PPOL 5203 - Data Science I: Foundations
McCourt School for Public Policy, Georgetown University
Course Description
This first course in the core data science sequence teaches Data Science for Public Policy (DSPP) students how to synthesize disparate, possibly unstructured data in order to draw meaningful insights. Topics covered include the fundamentals of object-oriented programming in Python; literate programming; an introduction to algorithms and data types; data wrangling, visualization, and extraction; an introduction to machine learning methods, and text analysis. In addition, students will be exposed to Git and Github for version control and reproducible research. The objective of the course is to teach students how to incorporate data into their decision-making and analysis. No prior programming experience is assumed or required.
This is not the first time this course is taught at DSPP. For this reason, several of the materials here are borrowed from previous iterations of this course taught by Dr. Rebecca Johnson and Dr. Eric Dunford
Goals
After completing this course, the students will be able to:
General understanding of python’s object oriented programming syntax and data structures.
Competency using version control (Git/Github).
Learn to manipulate and explore data with Pandas and other tools.
General understanding of analyzing algorithms and data structures.
Learn to extract and process data from structured and unstructured sources.
Get some intuition of modeling text data in Python.
Learn the basics of machine learning as a modeling approach.
Learn how to use Generative AI for multiple applied tasks.
Learn basics of using SQL to query databases.
Instructor
- Professor: Dr. Tiago Ventura
- Pronouns: He/Him
- Email: tv186@georgetown.edu
- Office hours:
- Time: Every Tuesday, 4pm - 5pm
- Location: 125E, Office Number 766
You are all welcome to the office hours at any time. No need to schedule time with me to go to office hours!
Teaching Assistants:
- Rebecca Wagner (DSPP Second-Year Student)
- Email:rlw137@georgetown.edu
- Office Hours:
- in person: Every Monday 2pm, McCourt, Room 602
- virtual: Every Tuesday 7pm. Zoom link
Course Infra-structure
Class Website: A class website https://tiagoventura.github.io/ppol5203 will be used throughout the course and should be checked on a regular basis for lecture materials and required readings.

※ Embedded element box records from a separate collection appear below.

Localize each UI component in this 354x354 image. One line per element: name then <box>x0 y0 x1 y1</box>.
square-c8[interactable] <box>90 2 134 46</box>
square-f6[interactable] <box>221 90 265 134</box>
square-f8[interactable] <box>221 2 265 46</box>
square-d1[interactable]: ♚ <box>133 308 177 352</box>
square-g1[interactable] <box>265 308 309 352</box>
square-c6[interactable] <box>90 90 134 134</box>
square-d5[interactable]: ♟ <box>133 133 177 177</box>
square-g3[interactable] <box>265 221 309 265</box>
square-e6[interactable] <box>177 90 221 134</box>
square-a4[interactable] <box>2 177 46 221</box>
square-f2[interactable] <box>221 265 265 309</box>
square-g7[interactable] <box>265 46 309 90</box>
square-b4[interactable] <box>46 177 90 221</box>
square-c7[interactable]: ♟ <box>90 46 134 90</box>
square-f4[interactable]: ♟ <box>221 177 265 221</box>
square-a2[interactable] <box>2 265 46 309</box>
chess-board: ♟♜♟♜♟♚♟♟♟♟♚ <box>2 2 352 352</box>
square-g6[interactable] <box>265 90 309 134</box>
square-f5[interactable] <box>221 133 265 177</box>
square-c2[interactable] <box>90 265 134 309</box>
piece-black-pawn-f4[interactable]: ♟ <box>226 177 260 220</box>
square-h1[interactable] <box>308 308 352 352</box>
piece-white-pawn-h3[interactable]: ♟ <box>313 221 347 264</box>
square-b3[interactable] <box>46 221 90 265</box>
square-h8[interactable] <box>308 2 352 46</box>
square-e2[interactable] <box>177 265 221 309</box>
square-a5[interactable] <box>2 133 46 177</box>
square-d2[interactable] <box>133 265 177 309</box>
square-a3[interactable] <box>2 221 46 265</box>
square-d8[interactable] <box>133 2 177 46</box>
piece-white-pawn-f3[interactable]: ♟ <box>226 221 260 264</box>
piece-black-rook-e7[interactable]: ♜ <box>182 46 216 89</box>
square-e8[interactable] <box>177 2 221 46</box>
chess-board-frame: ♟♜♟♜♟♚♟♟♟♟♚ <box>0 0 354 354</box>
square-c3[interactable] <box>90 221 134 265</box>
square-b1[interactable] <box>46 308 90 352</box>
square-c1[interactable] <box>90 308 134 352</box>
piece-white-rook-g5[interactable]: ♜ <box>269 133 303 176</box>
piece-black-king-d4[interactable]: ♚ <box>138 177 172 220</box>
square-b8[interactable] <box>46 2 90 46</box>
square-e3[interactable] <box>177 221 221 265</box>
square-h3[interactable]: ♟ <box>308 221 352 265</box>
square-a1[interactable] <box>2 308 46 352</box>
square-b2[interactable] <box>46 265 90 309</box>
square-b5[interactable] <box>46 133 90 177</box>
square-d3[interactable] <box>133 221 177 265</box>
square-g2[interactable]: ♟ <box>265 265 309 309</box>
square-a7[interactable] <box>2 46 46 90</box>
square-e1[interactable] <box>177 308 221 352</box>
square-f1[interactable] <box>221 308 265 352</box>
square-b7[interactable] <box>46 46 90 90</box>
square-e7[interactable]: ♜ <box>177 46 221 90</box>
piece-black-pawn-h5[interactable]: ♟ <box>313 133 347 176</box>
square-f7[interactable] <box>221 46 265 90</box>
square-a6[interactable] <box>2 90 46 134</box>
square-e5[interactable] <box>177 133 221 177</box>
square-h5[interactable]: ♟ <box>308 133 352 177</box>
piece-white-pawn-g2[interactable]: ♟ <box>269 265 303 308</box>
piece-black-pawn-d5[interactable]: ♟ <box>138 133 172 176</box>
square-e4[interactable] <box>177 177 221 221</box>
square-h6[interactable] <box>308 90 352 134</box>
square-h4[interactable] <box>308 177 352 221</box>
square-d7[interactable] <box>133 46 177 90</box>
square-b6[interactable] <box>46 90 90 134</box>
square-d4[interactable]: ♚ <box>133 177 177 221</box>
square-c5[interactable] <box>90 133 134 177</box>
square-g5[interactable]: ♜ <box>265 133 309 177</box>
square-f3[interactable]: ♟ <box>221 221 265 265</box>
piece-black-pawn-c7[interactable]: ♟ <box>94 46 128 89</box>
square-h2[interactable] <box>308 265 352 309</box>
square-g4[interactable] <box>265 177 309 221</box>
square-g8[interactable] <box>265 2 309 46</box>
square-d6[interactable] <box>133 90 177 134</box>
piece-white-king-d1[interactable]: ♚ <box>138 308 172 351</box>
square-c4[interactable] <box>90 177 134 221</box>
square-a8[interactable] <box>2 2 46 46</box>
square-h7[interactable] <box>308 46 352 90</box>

Class Slack Channel: The class also has a dedicated slack channel. You can join on clicking here. The channel serves as an open forum to discuss, collaborate, pose problems/questions, and offer solutions. Students are encouraged to pose any questions they have there as this will provide the professor and TA the means of answering the question so that all can see the response. If you’re unfamiliar with, please consult the following start-up tutorial (https://get.slack.help/hc/en-us/articles/218080037-Getting-started-for-new-members). Please follow the invite link to be added to the Slack channel.
Canvas: A Canvas site (http://canvas.georgetown.edu) will be used throughout the course and should be checked on a regular basis for announcements. ll announcements for the assignments and classes will be posted on Canvas; they will not be distributed in class or by e-mail. Support for Canvas is available at (202) 687-4949
NOTE: Students are encouraged to run lecture code on their own machines. If you do not have access to a laptop on which you can install python3
, please contact the professor and/or TA for assistance. Only python3
will be used in this course.
Datacamp: As part of this course, you will have access to a DataCamp classroom that you can use to take Datacamp modules for free. Join the classroom here Datacamp courses can be a useful tool for you to practice the concepts we see in class. Although I will not assign specific courses for you,, you can use Datacamp courses to review the topics we cover in class. The lecture notes will cover in details all our in-class discussions. Datacamp courses will be considered additional material.